W Dzienniku Ustaw ukazało się właśnie rozporządzenie dotyczące przyszłorocznej waloryzacji rent i emerytur. Rząd uznał, że do wyliczeń świadczeń zostanie przyjęty najniższy wskaźnik wzrostu płac. Wnioskowała o to szefowa resortu rodziny i pracy Elżbieta Rafalska, która kilka lat temu, kiedy była posłanką opozycji, zawsze walczyła o to, by emeryci dostali więcej. - Proszę pamiętać, że pokrzywdzeni są przede wszystkim ci, którzy pobierają najniższe świadczenia - mówiła w Sejmie w 2009 roku.
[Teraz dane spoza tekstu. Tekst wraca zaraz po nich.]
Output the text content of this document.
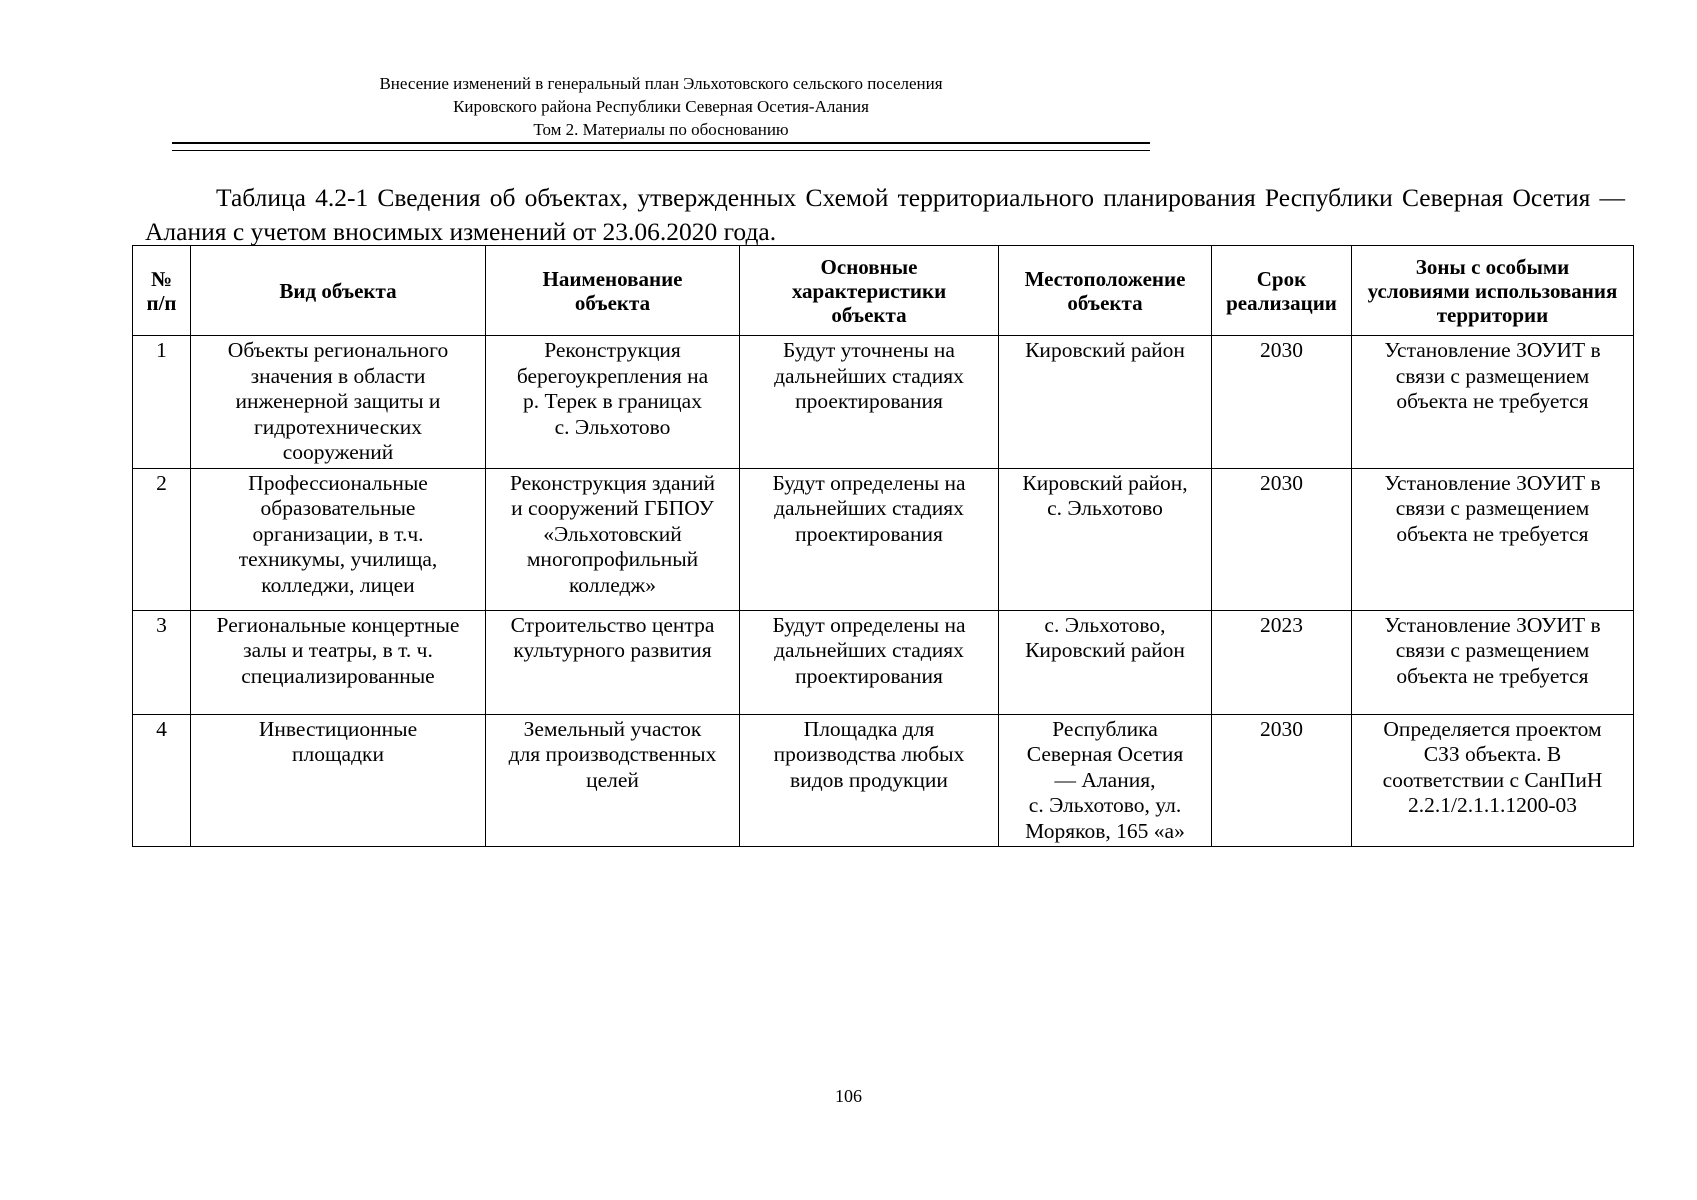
Внесение изменений в генеральный план Эльхотовского сельского поселения
Кировского района Республики Северная Осетия-Алания
Том 2. Материалы по обоснованию
Таблица 4.2-1 Сведения об объектах, утвержденных Схемой территориального планирования Республики Северная Осетия — Алания с учетом вносимых изменений от 23.06.2020 года.
№
п/п	Вид объекта	Наименование
объекта	Основные
характеристики
объекта	Местоположение
объекта	Срок
реализации	Зоны с особыми
условиями использования
территории
1	Объекты регионального
значения в области
инженерной защиты и
гидротехнических
сооружений	Реконструкция
берегоукрепления на
р. Терек в границах
с. Эльхотово	Будут уточнены на
дальнейших стадиях
проектирования	Кировский район	2030	Установление ЗОУИТ в
связи с размещением
объекта не требуется
2	Профессиональные
образовательные
организации, в т.ч.
техникумы, училища,
колледжи, лицеи	Реконструкция зданий
и сооружений ГБПОУ
«Эльхотовский
многопрофильный
колледж»	Будут определены на
дальнейших стадиях
проектирования	Кировский район,
с. Эльхотово	2030	Установление ЗОУИТ в
связи с размещением
объекта не требуется
3	Региональные концертные
залы и театры, в т. ч.
специализированные	Строительство центра
культурного развития	Будут определены на
дальнейших стадиях
проектирования	с. Эльхотово,
Кировский район	2023	Установление ЗОУИТ в
связи с размещением
объекта не требуется
4	Инвестиционные
площадки	Земельный участок
для производственных
целей	Площадка для
производства любых
видов продукции	Республика
Северная Осетия
— Алания,
с. Эльхотово, ул.
Моряков, 165 «а»	2030	Определяется проектом
СЗЗ объекта. В
соответствии с СанПиН
2.2.1/2.1.1.1200-03
106
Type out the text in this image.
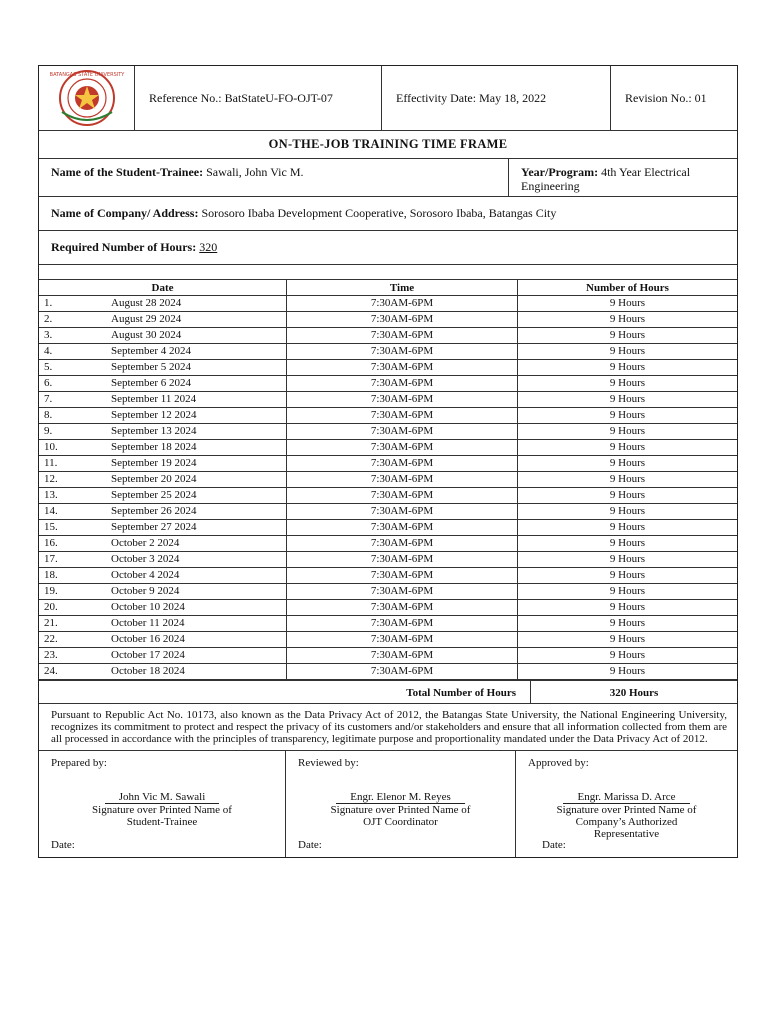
BATANGAS STATE UNIVERSITY
Reference No.: BatStateU-FO-OJT-07	Effectivity Date: May 18, 2022	Revision No.: 01
ON-THE-JOB TRAINING TIME FRAME
Name of the Student-Trainee: Sawali, John Vic M.	Year/Program: 4th Year Electrical Engineering
Name of Company/ Address: Sorosoro Ibaba Development Cooperative, Sorosoro Ibaba, Batangas City
Required Number of Hours: 320
Date	Time	Number of Hours
1. August 28 2024	7:30AM-6PM	9 Hours
2. August 29 2024	7:30AM-6PM	9 Hours
3. August 30 2024	7:30AM-6PM	9 Hours
4. September 4 2024	7:30AM-6PM	9 Hours
5. September 5 2024	7:30AM-6PM	9 Hours
6. September 6 2024	7:30AM-6PM	9 Hours
7. September 11 2024	7:30AM-6PM	9 Hours
8. September 12 2024	7:30AM-6PM	9 Hours
9. September 13 2024	7:30AM-6PM	9 Hours
10. September 18 2024	7:30AM-6PM	9 Hours
11. September 19 2024	7:30AM-6PM	9 Hours
12. September 20 2024	7:30AM-6PM	9 Hours
13. September 25 2024	7:30AM-6PM	9 Hours
14. September 26 2024	7:30AM-6PM	9 Hours
15. September 27 2024	7:30AM-6PM	9 Hours
16. October 2 2024	7:30AM-6PM	9 Hours
17. October 3 2024	7:30AM-6PM	9 Hours
18. October 4 2024	7:30AM-6PM	9 Hours
19. October 9 2024	7:30AM-6PM	9 Hours
20. October 10 2024	7:30AM-6PM	9 Hours
21. October 11 2024	7:30AM-6PM	9 Hours
22. October 16 2024	7:30AM-6PM	9 Hours
23. October 17 2024	7:30AM-6PM	9 Hours
24. October 18 2024	7:30AM-6PM	9 Hours
Total Number of Hours	320 Hours
Pursuant to Republic Act No. 10173, also known as the Data Privacy Act of 2012, the Batangas State University, the National Engineering University, recognizes its commitment to protect and respect the privacy of its customers and/or stakeholders and ensure that all information collected from them are all processed in accordance with the principles of transparency, legitimate purpose and proportionality mandated under the Data Privacy Act of 2012.
Prepared by:
John Vic M. Sawali
Signature over Printed Name of
Student-Trainee
Date:
Reviewed by:
Engr. Elenor M. Reyes
Signature over Printed Name of
OJT Coordinator
Date:
Approved by:
Engr. Marissa D. Arce
Signature over Printed Name of
Company’s Authorized
Representative
Date:
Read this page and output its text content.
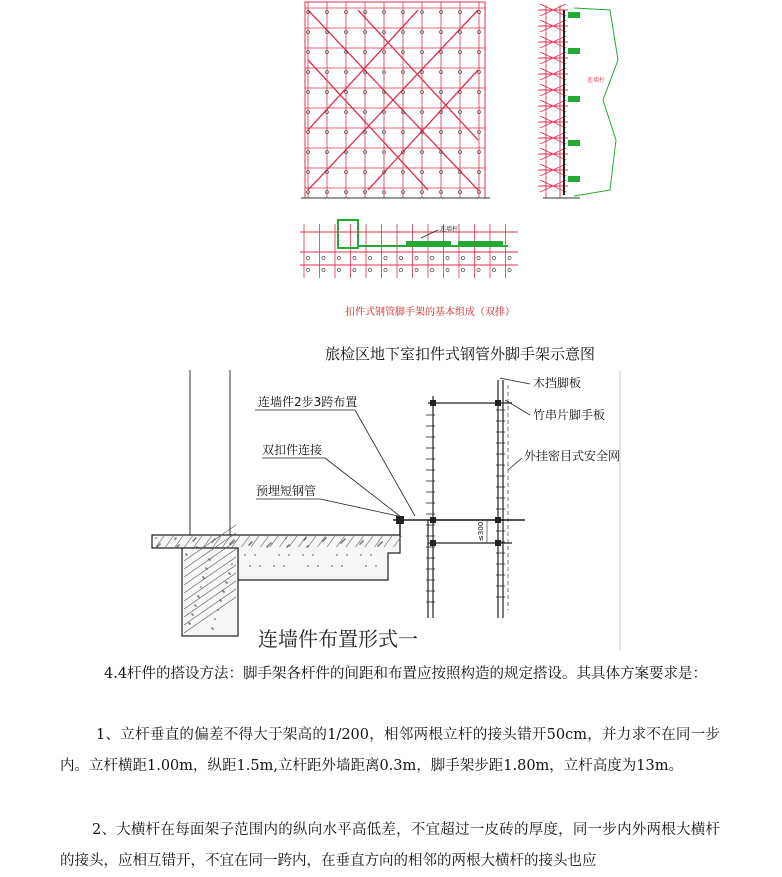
连墙杆
连墙杆
扣件式钢管脚手架的基本组成（双排）
旅检区地下室扣件式钢管外脚手架示意图
≤300
连墙件2步3跨布置
双扣件连接
预埋短钢管
木挡脚板
竹串片脚手板
外挂密目式安全网
连墙件布置形式一
4.4杆件的搭设方法：脚手架各杆件的间距和布置应按照构造的规定搭设。其具体方案要求是：
1、立杆垂直的偏差不得大于架高的1/200，相邻两根立杆的接头错开50cm，并力求不在同一步内。立杆横距1.00m，纵距1.5m,立杆距外墙距离0.3m，脚手架步距1.80m，立杆高度为13m。
2、大横杆在每面架子范围内的纵向水平高低差，不宜超过一皮砖的厚度，同一步内外两根大横杆的接头，应相互错开，不宜在同一跨内，在垂直方向的相邻的两根大横杆的接头也应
Niestety, od tamtego czasu emerytom nie poprawiło się, a wprost przeciwnie. Według ZUS rośnie liczba tych, którzy otrzymują świadczenia poniżej najniższej emerytury. Dziś jest to kwota ok. 882 zł brutto. Mniej otrzymuje już ponad 76 tys. osób. A w 2011 r. niższe emerytury dostawało ok. 24 tys. osób.
- Czy sprawa przyszłorocznych podwyżek emerytur i rent jest już przegrana? Nie do końca. Ukazało się rozporządzenie, ale jeszcze można coś zmienić w trakcie prac nad budżetem państwa. Apelujemy o to do rządzących - mówi Jan Guz, szef OPZZ.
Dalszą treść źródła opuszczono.